Memang banyak orang tua yang merasakan senang jika melihat anaknya bersama dengan orang lain. Mereka dianggap sudah dewasa, bisa berpikir yang baik dan yang tidak. Selain itu orang tua juga hanya sekedar menganggap sebuah pertemanan, atau persahabatan. Dan sangat senang jika melihat keduanya di dalam rumah dengan pengawasan orang tua. Mereka anggap demikian itu sebuah perkara yang lumrah, yang biasa terjadi di masyarakat sebagai tahap pengenalan.
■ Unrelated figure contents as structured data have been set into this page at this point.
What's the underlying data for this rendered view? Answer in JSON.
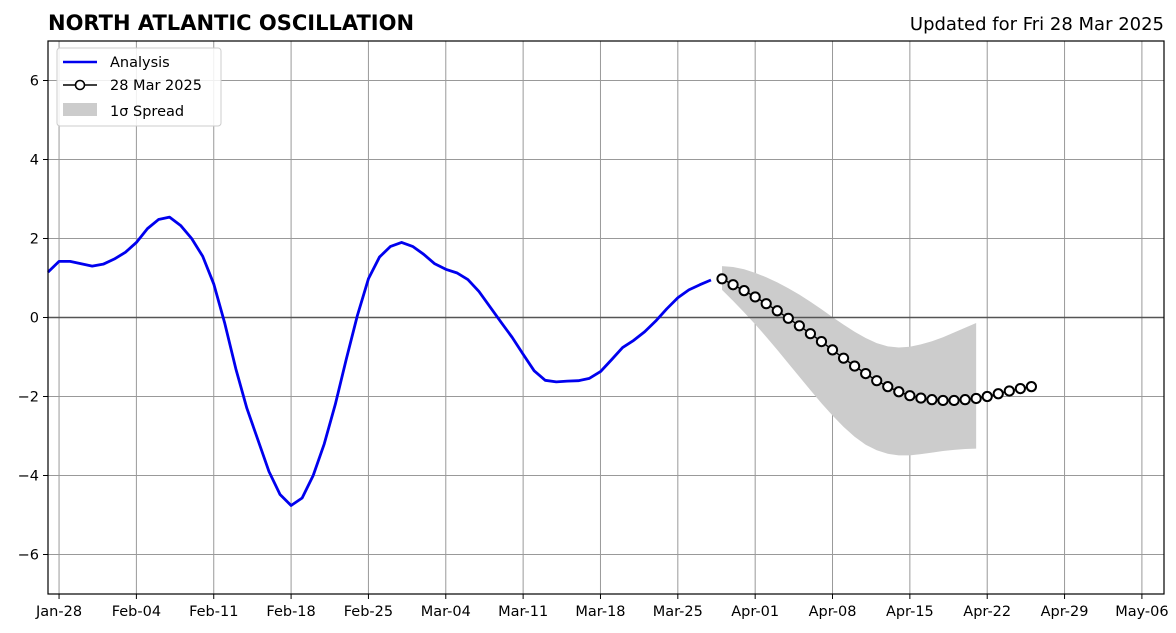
{
  "chart_data": {
    "type": "line",
    "title": "NORTH ATLANTIC OSCILLATION",
    "subtitle": "Updated for Fri 28 Mar 2025",
    "xlabel": "",
    "ylabel": "",
    "xlim": [
      "2025-01-27",
      "2025-05-08"
    ],
    "ylim": [
      -7,
      7
    ],
    "grid": true,
    "legend_position": "top-left",
    "x_ticks": [
      {
        "date": "2025-01-28",
        "label": "Jan-28"
      },
      {
        "date": "2025-02-04",
        "label": "Feb-04"
      },
      {
        "date": "2025-02-11",
        "label": "Feb-11"
      },
      {
        "date": "2025-02-18",
        "label": "Feb-18"
      },
      {
        "date": "2025-02-25",
        "label": "Feb-25"
      },
      {
        "date": "2025-03-04",
        "label": "Mar-04"
      },
      {
        "date": "2025-03-11",
        "label": "Mar-11"
      },
      {
        "date": "2025-03-18",
        "label": "Mar-18"
      },
      {
        "date": "2025-03-25",
        "label": "Mar-25"
      },
      {
        "date": "2025-04-01",
        "label": "Apr-01"
      },
      {
        "date": "2025-04-08",
        "label": "Apr-08"
      },
      {
        "date": "2025-04-15",
        "label": "Apr-15"
      },
      {
        "date": "2025-04-22",
        "label": "Apr-22"
      },
      {
        "date": "2025-04-29",
        "label": "Apr-29"
      },
      {
        "date": "2025-05-06",
        "label": "May-06"
      }
    ],
    "y_ticks": [
      {
        "value": -6,
        "label": "−6"
      },
      {
        "value": -4,
        "label": "−4"
      },
      {
        "value": -2,
        "label": "−2"
      },
      {
        "value": 0,
        "label": "0"
      },
      {
        "value": 2,
        "label": "2"
      },
      {
        "value": 4,
        "label": "4"
      },
      {
        "value": 6,
        "label": "6"
      }
    ],
    "analysis": {
      "name": "Analysis",
      "color": "#0000ee",
      "start_date": "2025-01-27",
      "values": [
        1.15,
        1.42,
        1.42,
        1.36,
        1.3,
        1.35,
        1.48,
        1.65,
        1.9,
        2.25,
        2.48,
        2.54,
        2.33,
        2.0,
        1.55,
        0.85,
        -0.15,
        -1.3,
        -2.3,
        -3.1,
        -3.9,
        -4.48,
        -4.76,
        -4.57,
        -4.0,
        -3.2,
        -2.2,
        -1.05,
        0.05,
        0.98,
        1.53,
        1.8,
        1.9,
        1.8,
        1.6,
        1.36,
        1.22,
        1.13,
        0.96,
        0.66,
        0.27,
        -0.12,
        -0.5,
        -0.93,
        -1.35,
        -1.59,
        -1.63,
        -1.61,
        -1.6,
        -1.54,
        -1.37,
        -1.07,
        -0.76,
        -0.58,
        -0.36,
        -0.09,
        0.22,
        0.5,
        0.7,
        0.83,
        0.95
      ]
    },
    "forecast": {
      "name": "28 Mar 2025",
      "color": "#000000",
      "start_date": "2025-03-29",
      "values": [
        0.98,
        0.83,
        0.68,
        0.52,
        0.35,
        0.17,
        -0.02,
        -0.21,
        -0.41,
        -0.61,
        -0.82,
        -1.03,
        -1.23,
        -1.42,
        -1.6,
        -1.75,
        -1.88,
        -1.98,
        -2.04,
        -2.08,
        -2.1,
        -2.1,
        -2.08,
        -2.05,
        -2.0,
        -1.93,
        -1.86,
        -1.8,
        -1.75
      ]
    },
    "spread": {
      "name": "1σ Spread",
      "color": "#cccccc",
      "upper": [
        1.3,
        1.28,
        1.22,
        1.13,
        1.02,
        0.89,
        0.74,
        0.58,
        0.4,
        0.21,
        0.01,
        -0.18,
        -0.36,
        -0.52,
        -0.65,
        -0.73,
        -0.76,
        -0.74,
        -0.68,
        -0.6,
        -0.5,
        -0.38,
        -0.26,
        -0.14
      ],
      "lower": [
        0.7,
        0.42,
        0.13,
        -0.17,
        -0.49,
        -0.82,
        -1.16,
        -1.5,
        -1.84,
        -2.17,
        -2.48,
        -2.77,
        -3.02,
        -3.22,
        -3.36,
        -3.45,
        -3.49,
        -3.49,
        -3.46,
        -3.42,
        -3.38,
        -3.35,
        -3.33,
        -3.32
      ]
    },
    "zero_line": 0
  }
}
Apalagi ketika si laki-laki datang menggunakan mobil dan bermotor besar, masih banyak orang tua yang senangnya bukan kepalang. Namun, orang tua yang demikian sebenarnya menjerumuskan anaknya dan menjerumuskan diri orang tua itu sendiri. Bukankah anak itu amanah Allah, dan untuk menjaga anaknya sesuai dengan koridornya?
Begitu luar biasa pengalaman yang saya dapatkan hanya dalam waktu kurang dari 8 jam, mendapatkan ilmu yang manfaatnya banyak banget. InshaaAllah juga bermanfaat bagi sahabat atmosferku.com. Semoga kita selalu masuk dalam golongan orang-orang yang peka terhadap KekuasaanNya dan selalu ingat pada KebesaranNya. Karena hanya dengan mengingat Allah hati menjadi tenang.